No Novo Testamento, no entanto, a missão principal dos seguidores de Jesus não aparece como ensino, apesar de Jesus algumas vezes mandar ensinar tudo que ele ensinou ou ele mesmo se mostrar como um mestre, que está sempre ensinando aos discípulos. Mesmo conhecendo esses textos, devemos reconhecer que o ensino do qual os evangelistas tratam nos seus relatos não se parece em nada com o ensino feito hoje na maioria dos percursos catequéticos. Quando Jesus manda ensinar, não se refere a um conjunto de verdades que devem ser conhecidas, mas a um modo de viver e de se relacionar com Deus. Todo seu ensinamento era diferenciado, como “quem tem autoridade” diz Marcos. Por quê? Porque Jesus não ensina coisas, nem dogmas, nem verdades absolutas. Jesus comunica Deus, mostra a face misericordiosa de Deus e, quando ensina doutrina, ele o faz em função de uma vida que deve ser ressignificada.

No Novo testamento, os discípulos se mostram muito mais como testemunhas que como mestres. Eles testemunham a fé que eles mesmos abraçaram. Não se trata evidentemente de um testemunho moral (ou moralista) como alguns poderiam entender. Trata-se de um testemunho existencial, de uma vida que ganhou sentido e plenitude no mistério pascal. É isso que os discípulos de Jesus comunicam. “Disso somos testemunhas”: tal expressão é frequente nos Atos dos Apóstolos.

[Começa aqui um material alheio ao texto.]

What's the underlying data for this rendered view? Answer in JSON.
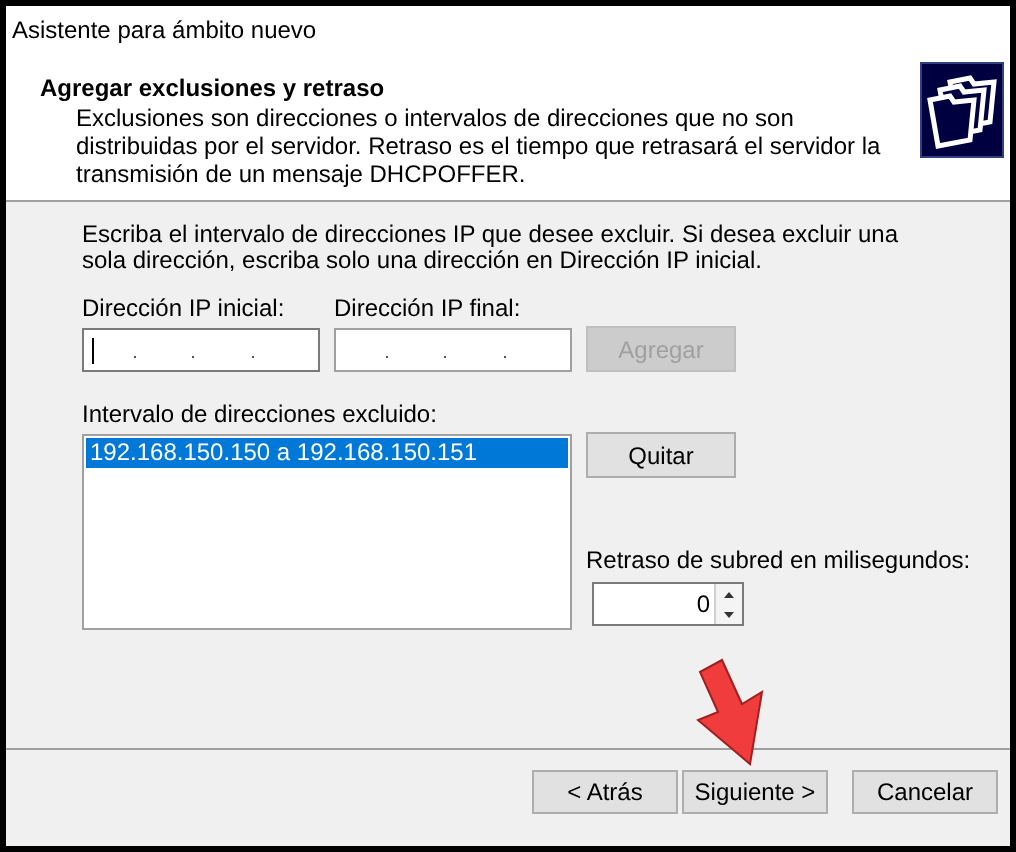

Numa catequese iniciática, a presença do catequista como testemunha é de primordial importância. Para ser testemunha, o catequista não deve ser mestre em teologia ou em doutrina da Igreja ou em Bíblia. Deve apenas estar sempre disposto ao mergulho no mistério pascal, de forma que, no encontro catequético, ele próprio será de novo iniciado na fé cristã. O catequista é comparado não a um professor que ensina a nadar, com técnicas sofisticadas de natação, mas sem se envolver no processo dos nadadores iniciantes. Não! Ele é comparado a alguém que ama nadar e se atira na piscina, em primeiro lugar. Então diz aos demais: “Venham! Está uma delícia! Vale a pena fazer esse mergulho!”. Na catequese que trabalha com a pedagogia da iniciação, o catequista aprende a nadar nadando, assim como seus catequizandos. Cada encontro é ocasião para novo encontro com Deus.